Anglo-Saxons were considered to be “purely white people” (Benjamin Franklin’s assertion) and as such to have special claim to the land and to represent the exceptionalism of a America and its identity. Indeed, this “construction of whiteness,” as Douglas describes it, was based in a theological claim–it is a religious narrative: “Not only did the early American Angl0-Saxons believe their mission to be one of erecting God’s “city on a hill” but they also came to believe that they essentially had divinity running through their veins” (pg. 42).

To be white is to be close to God. To be dark-skinned is to be alienated from God.

“Moreover, within this narrative of Anglo-Saxon exceptionalism, that which whiteness most opposes is also that which God most opposes–that is, blackness.” (pg. 43). Follow the logic further – as they did – and the claim results not just in whiteness as pure, chosen, and superior, but blackness as impure, alienated, and as sin. And the conclusion of the logic: God is white–not just God’s chosen people.

Douglas’ book is a remarkable book; it was written after the death of to understand the death of Trayvon Martin and the application of the “Stand Your Ground” law. Who has the right to “stand your ground”? That depends on your “blood,” your race, your heritage, the color of your skin. It depends on who has the right to the ground. And then: who has the right to their own bodies as they walk (or run) on that land.

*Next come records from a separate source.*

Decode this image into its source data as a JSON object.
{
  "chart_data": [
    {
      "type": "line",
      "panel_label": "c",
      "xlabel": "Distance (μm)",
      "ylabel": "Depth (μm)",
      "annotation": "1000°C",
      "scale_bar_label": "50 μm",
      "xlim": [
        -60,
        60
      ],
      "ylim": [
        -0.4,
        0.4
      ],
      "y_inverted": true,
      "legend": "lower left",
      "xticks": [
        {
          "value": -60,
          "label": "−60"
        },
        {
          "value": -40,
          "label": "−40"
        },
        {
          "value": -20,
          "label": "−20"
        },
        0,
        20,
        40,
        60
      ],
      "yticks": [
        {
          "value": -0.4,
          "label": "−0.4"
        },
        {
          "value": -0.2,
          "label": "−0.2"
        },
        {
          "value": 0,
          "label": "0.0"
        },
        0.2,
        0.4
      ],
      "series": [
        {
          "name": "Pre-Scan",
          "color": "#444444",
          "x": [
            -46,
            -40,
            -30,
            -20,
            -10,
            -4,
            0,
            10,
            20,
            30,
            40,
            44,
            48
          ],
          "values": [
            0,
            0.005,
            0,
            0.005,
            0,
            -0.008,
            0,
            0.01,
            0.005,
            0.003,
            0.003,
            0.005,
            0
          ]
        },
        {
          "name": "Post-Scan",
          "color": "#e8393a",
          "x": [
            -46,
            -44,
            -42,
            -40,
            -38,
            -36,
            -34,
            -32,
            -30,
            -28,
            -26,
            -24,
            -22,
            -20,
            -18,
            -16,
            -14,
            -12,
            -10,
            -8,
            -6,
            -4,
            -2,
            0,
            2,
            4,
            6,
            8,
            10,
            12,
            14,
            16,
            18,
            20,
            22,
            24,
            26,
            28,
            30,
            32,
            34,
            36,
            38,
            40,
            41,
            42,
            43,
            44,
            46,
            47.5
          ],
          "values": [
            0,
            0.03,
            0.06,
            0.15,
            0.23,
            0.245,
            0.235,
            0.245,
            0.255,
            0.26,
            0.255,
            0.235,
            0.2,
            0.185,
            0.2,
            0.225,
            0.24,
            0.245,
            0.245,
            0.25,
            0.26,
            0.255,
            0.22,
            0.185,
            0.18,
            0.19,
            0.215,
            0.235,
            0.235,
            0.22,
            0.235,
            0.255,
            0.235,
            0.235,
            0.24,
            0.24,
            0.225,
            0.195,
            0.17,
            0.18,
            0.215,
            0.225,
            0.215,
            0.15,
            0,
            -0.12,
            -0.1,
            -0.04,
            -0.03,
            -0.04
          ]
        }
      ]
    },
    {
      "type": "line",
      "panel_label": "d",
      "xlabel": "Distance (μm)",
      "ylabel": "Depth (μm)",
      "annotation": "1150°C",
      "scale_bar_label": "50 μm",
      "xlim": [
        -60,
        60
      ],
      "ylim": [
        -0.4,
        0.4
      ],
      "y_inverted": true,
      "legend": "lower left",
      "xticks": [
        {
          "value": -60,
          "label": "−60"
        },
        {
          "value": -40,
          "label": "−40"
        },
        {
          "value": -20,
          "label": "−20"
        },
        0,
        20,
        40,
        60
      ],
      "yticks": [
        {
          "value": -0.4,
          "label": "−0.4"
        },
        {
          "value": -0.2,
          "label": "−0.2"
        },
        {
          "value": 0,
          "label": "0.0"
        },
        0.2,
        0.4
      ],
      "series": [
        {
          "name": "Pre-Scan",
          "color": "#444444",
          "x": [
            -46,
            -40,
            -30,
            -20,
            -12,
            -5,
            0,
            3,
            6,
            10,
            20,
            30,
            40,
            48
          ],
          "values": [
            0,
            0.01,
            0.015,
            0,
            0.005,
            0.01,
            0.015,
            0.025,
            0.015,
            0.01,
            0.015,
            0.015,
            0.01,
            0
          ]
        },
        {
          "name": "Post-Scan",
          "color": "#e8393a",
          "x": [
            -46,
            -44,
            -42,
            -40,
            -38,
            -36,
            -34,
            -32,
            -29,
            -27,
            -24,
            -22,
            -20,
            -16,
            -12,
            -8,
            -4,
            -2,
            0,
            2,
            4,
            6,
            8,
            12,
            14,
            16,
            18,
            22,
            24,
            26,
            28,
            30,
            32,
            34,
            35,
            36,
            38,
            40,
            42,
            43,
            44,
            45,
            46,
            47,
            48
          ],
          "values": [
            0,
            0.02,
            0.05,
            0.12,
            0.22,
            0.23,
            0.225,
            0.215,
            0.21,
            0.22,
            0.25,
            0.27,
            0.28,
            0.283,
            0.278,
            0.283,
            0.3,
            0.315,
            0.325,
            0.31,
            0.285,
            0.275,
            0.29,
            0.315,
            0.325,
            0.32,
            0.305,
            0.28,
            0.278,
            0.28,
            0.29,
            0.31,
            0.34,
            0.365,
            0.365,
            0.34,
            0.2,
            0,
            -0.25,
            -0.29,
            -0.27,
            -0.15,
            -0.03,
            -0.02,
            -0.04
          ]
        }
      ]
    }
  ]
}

This brief and powerful history of white supremacy is, tragically enough, no less relevant today in the immediate wake of George Floyd’s murder, under the knee of police.

It is impossible to fully grasp police violence against black bodies, the injustice and inequities in the criminal system, the glaring and desperate need for systemic transformation, without grasping  first the history of American exceptionalism and its intricate link to the construction of “whiteness” and to the flawed and destructive myth of white supremacy.

It’s also important to realize the role that Christian religion and Christian theology played in the perpetuation of this myth of American exceptionalism, and the accompanying de-humanizing of black and brown bodies. This due in part to to the construction of theology and the interpretation of the Bible through the lens of white supremacy, the grasping for power, and the construction of whiteness itself. This construction was biologically faulty, theologically perverse, and persistently destructive and evil.

As Douglas puts it toward the end of this chapter: “The narrative of exceptionalism simply has not gone away. It is stubborn. It continues to enact itself through the stand-your-ground culture it produced to reinforce its shield, whiteness” (pg. 45).